Same here- when I was a little kid I remember our teacher telling us her husband flew one in the war
The P-61 was not a bomber, it was a night fighter.
@@johnwillis4706Yeah, but it's built similar to a bomber. Twin engines, lot's of glasswork, multiple crew members.
Lt. Col. Richard O. "Dick" Stewart flew these in the 419th in the South Pacific. He first had a P-38J which he named "Elusive Susie" and had two confirmed kills. When the P-61s finally arrived, he of course named his "Elusive Susie II", but had no additional kills. A post-note: after he went back stateside, he went on a double-date in San Francisco right after V-J Day and found his elusive Susie in the other man's date. Her name was Susanne Sharp, and they were married for 69 years until he died in 2015. They were my parents.
I made a Model of the Black Widow when I was a Boy and I really like the Aircraft.
I was thinking nearly the same thing myself. 1/48 scale from Monogram, right? I still have that model, almost 45 years later.
That takes me back to the 60's, I built many aircraft models back then.
I had that model also. I think it got blown up,with firecrackers
@@rodshop5897 YUP! With the diorama instructions by Shepperd Paine?
@@MikeS-um1nm I don't remember that part, but it was and is a cool model.
In early WW2, Britian had the Bristol Beaufighter in the night fighter role. Equipped with radar, four 20mm Hispano cannon & six .303 machine guns, it did good service along with the later DeHavilland Mosquito.
Thank you for not misusing the word "caliber" like this schmuck!
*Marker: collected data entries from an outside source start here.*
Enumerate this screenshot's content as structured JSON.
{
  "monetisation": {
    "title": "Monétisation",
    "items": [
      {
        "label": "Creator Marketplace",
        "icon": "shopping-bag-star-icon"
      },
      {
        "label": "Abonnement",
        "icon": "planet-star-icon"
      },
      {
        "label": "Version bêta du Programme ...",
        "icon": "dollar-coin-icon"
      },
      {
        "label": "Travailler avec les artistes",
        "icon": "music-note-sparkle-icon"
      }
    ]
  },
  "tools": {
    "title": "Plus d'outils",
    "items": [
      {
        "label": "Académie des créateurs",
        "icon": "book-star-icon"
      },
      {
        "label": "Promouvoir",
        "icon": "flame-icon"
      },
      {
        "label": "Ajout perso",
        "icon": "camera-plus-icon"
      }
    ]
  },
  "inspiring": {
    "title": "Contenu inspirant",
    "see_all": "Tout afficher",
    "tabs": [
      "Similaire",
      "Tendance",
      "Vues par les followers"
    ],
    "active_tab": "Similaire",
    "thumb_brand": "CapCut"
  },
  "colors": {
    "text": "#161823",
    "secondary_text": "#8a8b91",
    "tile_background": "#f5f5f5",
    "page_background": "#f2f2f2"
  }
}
The P-61 is thought to have claimed 127 enemy aircraft & 18 V-1's, The Wooden Wonder? 600 including 68 single-engined Focke-Wulf Fw 190s & around the same number of V-1's but then the P-61 was only involved in the last year of the war whereas the mighty Wooden Wonder was in it from the beginning. 👍
@@rikwilliams6352 No the wooden wonder was not in the war from the beginning. The first prototypes flew late 1940, while the first production order for PR versions was placed in June 1941, with a following order for the first Bomber variant placed in July of the same year. As the war started September of 1939 that's a tad later than 'from the beginning'. I suppose if you are looking at it from an American perspective, so from December of 1941 then you could argue that, but by that point Britain had already been at war for a little over 2 years....
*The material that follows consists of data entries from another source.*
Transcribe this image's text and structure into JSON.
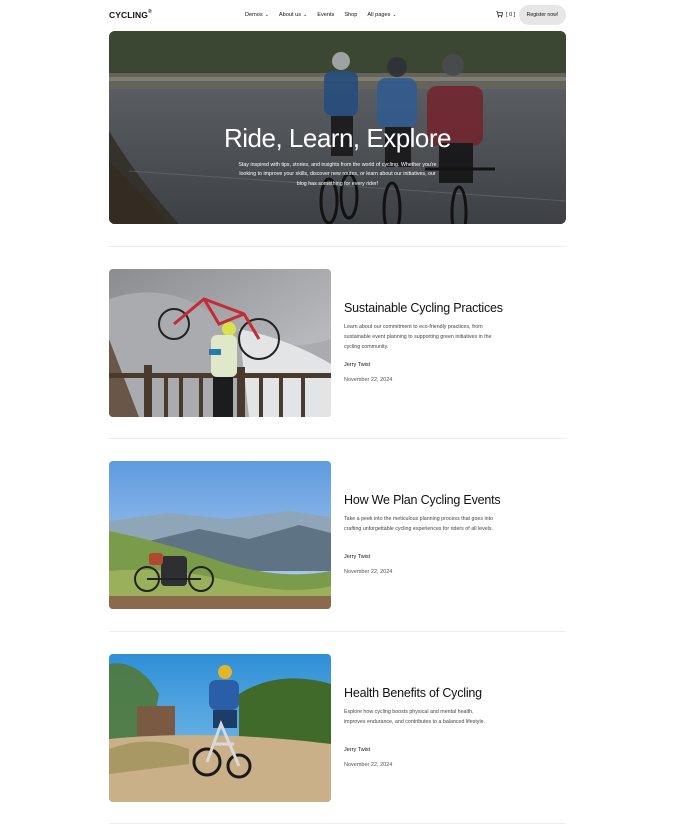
{
  "header": {
    "logo": "CYCLING",
    "logo_mark": "®",
    "nav": [
      {
        "label": "Demos",
        "dropdown": true
      },
      {
        "label": "About us",
        "dropdown": true
      },
      {
        "label": "Events",
        "dropdown": false
      },
      {
        "label": "Shop",
        "dropdown": false
      },
      {
        "label": "All pages",
        "dropdown": true
      }
    ],
    "cart_icon": "cart-icon",
    "cart_count": "[ 0 ]",
    "register_label": "Register now!"
  },
  "hero": {
    "title": "Ride, Learn, Explore",
    "text": "Stay inspired with tips, stories, and insights from the world of cycling. Whether you're looking to improve your skills, discover new routes, or learn about our initiatives, our blog has something for every rider!"
  },
  "posts": [
    {
      "title": "Sustainable Cycling Practices",
      "description": "Learn about our commitment to eco-friendly practices, from sustainable event planning to supporting green initiatives in the cycling community.",
      "author": "Jerry Twist",
      "date": "November 22, 2024"
    },
    {
      "title": "How We Plan Cycling Events",
      "description": "Take a peek into the meticulous planning process that goes into crafting unforgettable cycling experiences for riders of all levels.",
      "author": "Jerry Twist",
      "date": "November 22, 2024"
    },
    {
      "title": "Health Benefits of Cycling",
      "description": "Explore how cycling boosts physical and mental health, improves endurance, and contributes to a balanced lifestyle.",
      "author": "Jerry Twist",
      "date": "November 22, 2024"
    }
  ],
  "colors": {
    "text": "#111111",
    "button_bg": "#e6e6e6",
    "divider": "#ededed"
  }
}
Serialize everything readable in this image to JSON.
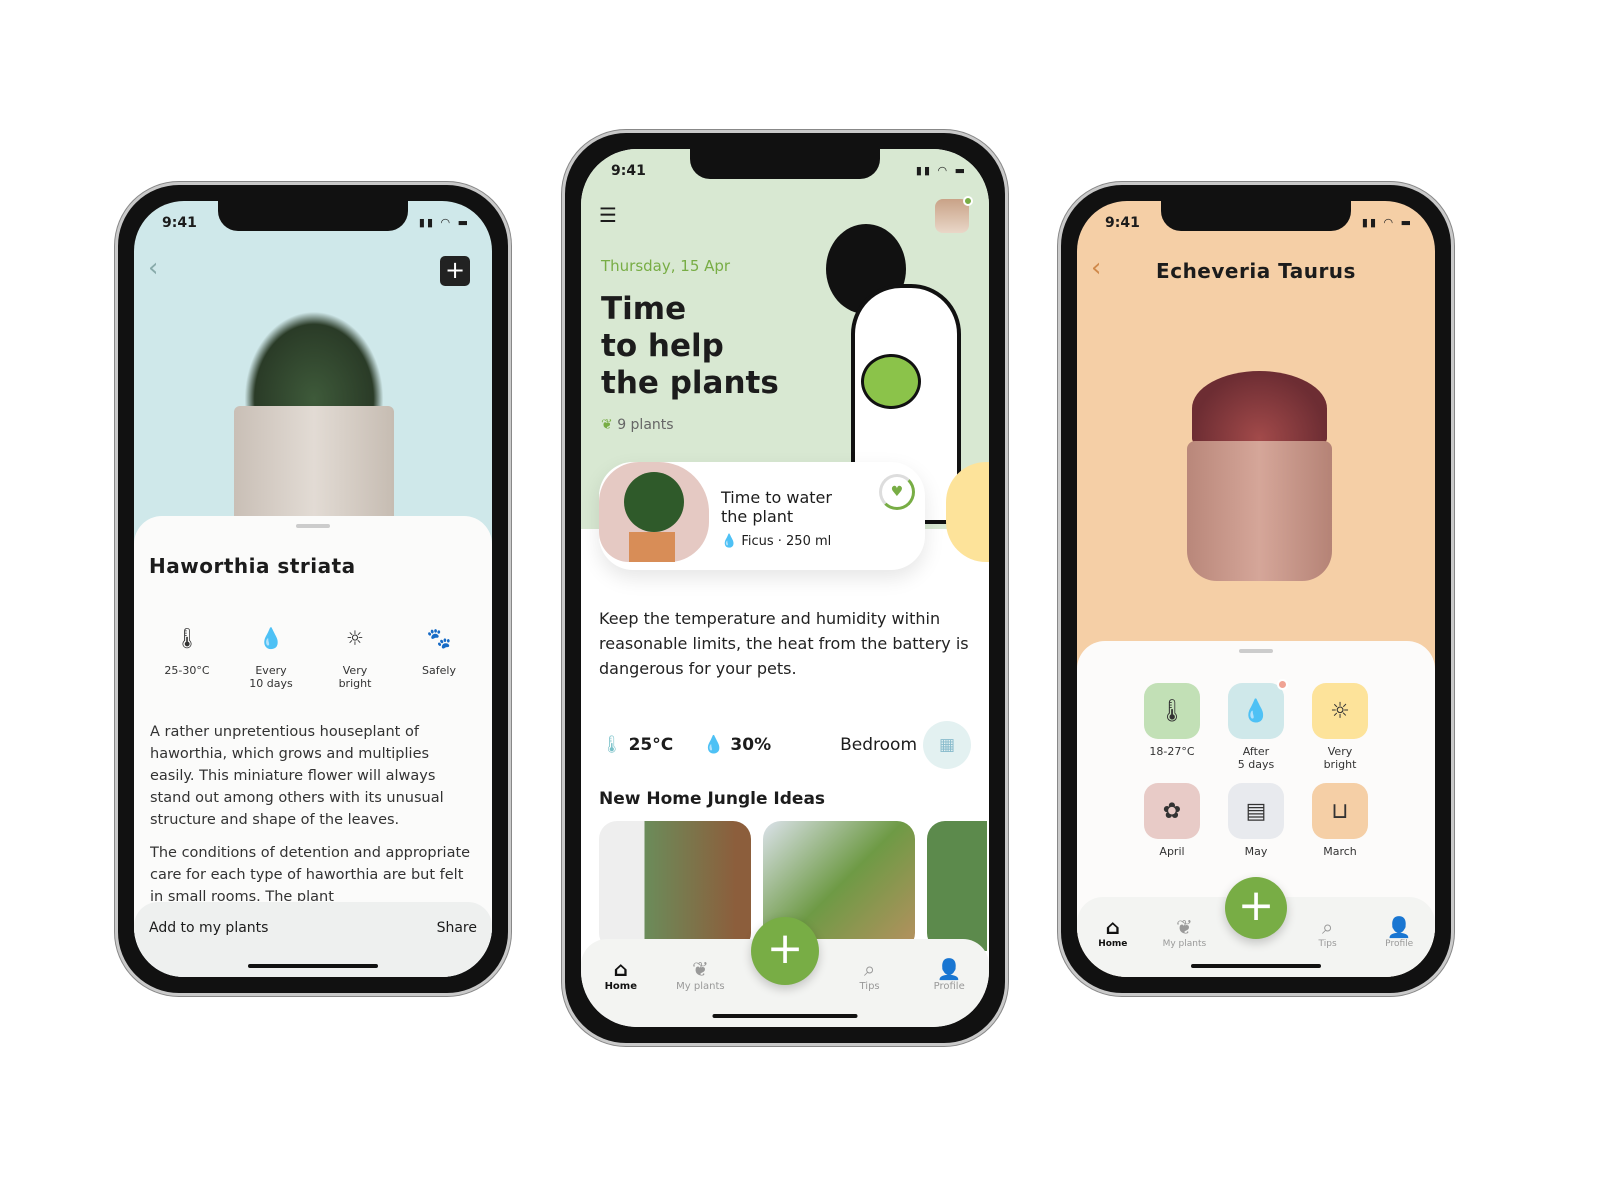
{
  "status_time": "9:41",
  "left": {
    "title": "Haworthia striata",
    "specs": [
      {
        "icon": "thermometer-icon",
        "label": "25-30°C"
      },
      {
        "icon": "water-drop-icon",
        "label": "Every\n10 days"
      },
      {
        "icon": "sun-icon",
        "label": "Very\nbright"
      },
      {
        "icon": "paw-icon",
        "label": "Safely"
      }
    ],
    "paragraphs": [
      "A rather unpretentious houseplant of haworthia, which grows and multiplies easily. This miniature flower will always stand out among others with its unusual structure and shape of the leaves.",
      "The conditions of detention and appropriate care for each type of haworthia are but felt in small rooms. The plant"
    ],
    "add_label": "Add to my plants",
    "share_label": "Share",
    "bg": "#cfe8ea"
  },
  "center": {
    "date": "Thursday, 15 Apr",
    "headline": "Time\nto help\nthe plants",
    "plant_count": "9 plants",
    "card": {
      "title": "Time to water\nthe plant",
      "meta": "Ficus · 250 ml"
    },
    "tip": "Keep the temperature and humidity within reasonable limits, the heat from the battery is dangerous for your pets.",
    "temp": "25°C",
    "humidity": "30%",
    "room": "Bedroom",
    "section_title": "New Home Jungle Ideas",
    "bg": "#d8e8d2",
    "accent": "#78ad45"
  },
  "right": {
    "title": "Echeveria Taurus",
    "tiles": [
      {
        "icon": "thermometer-icon",
        "label": "18-27°C",
        "color": "#c2e0b6"
      },
      {
        "icon": "water-drop-icon",
        "label": "After\n5 days",
        "color": "#cfe8ea"
      },
      {
        "icon": "sun-icon",
        "label": "Very\nbright",
        "color": "#fde39a"
      },
      {
        "icon": "flower-icon",
        "label": "April",
        "color": "#e8cbc7"
      },
      {
        "icon": "fertilizer-icon",
        "label": "May",
        "color": "#e8eaee"
      },
      {
        "icon": "pot-icon",
        "label": "March",
        "color": "#f5cfa6"
      }
    ],
    "bg": "#f5cfa6"
  },
  "tabs": [
    "Home",
    "My plants",
    "Tips",
    "Profile"
  ]
}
You've got to feed all those horses. This was a large aircraft & has a mean vicious bite. Love these My #4 favorite of WWII. Hope to see one fly before I leave. Outstanding aircraft.
I was in the 421st Tactical Fighter Squadron in the late 80s and early 90s. This plane is their namesake, the Black Widows.
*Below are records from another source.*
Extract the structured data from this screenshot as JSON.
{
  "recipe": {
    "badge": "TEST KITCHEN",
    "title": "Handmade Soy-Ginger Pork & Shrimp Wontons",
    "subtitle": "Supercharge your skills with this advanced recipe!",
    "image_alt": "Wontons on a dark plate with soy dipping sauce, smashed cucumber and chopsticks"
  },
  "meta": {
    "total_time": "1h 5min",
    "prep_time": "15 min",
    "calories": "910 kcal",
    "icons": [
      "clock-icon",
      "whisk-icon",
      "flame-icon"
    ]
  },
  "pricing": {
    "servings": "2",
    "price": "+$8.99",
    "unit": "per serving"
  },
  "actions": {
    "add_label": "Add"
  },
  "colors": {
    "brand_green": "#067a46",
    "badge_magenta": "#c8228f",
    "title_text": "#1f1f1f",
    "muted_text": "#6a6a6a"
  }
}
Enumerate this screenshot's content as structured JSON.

When I worked at the National Air and Space museum Udvar Hazy Center. They have a Black Widow on display. #1 a former pilot of the Black Widow came there. The aircraft is very unique and larger than what I imagined it to be. But it always got ALOT of attention from visitors and it was a favorite of the museum. 😊😊😊
Just visited the girl!!
Beautiful restoration
Mid Alantic Air Museum, Reading Pa. Is restoring a P-61 to airworthy condition.
The Nat'l Museum of the US Air Force at Wright-Pat AFB in Dayton, OH has had a P-61 on display for a long time. It's always been one of my favorites, I even bought the Pilot's Manual at the museum book store. I often thought it would have been a fearsome ground-attack plane, with 4 cannon and 4 .50's.
The P-61 was an all-weather interceptor, not a dog fighter. Night fighting was stalking then a quick kill, not prolonged manoeuvring. It had to be big to accommodate the valve technology radar, and needed a long development period. However, you can’t help wondering whether a nightfighter conversion of the Martin B-26 (which used the same R-2800 engines) might not have reached the same goal quicker. The early planning for the Douglas A-26 included a nightfighter option.
The lateral control was interesting using spoilers with the small ailerons there mainly to provide pilot feel. The P-61C was among the first fighters to use airbrakes (rather than dive brakes)
But the P-61 had such an interesting shape.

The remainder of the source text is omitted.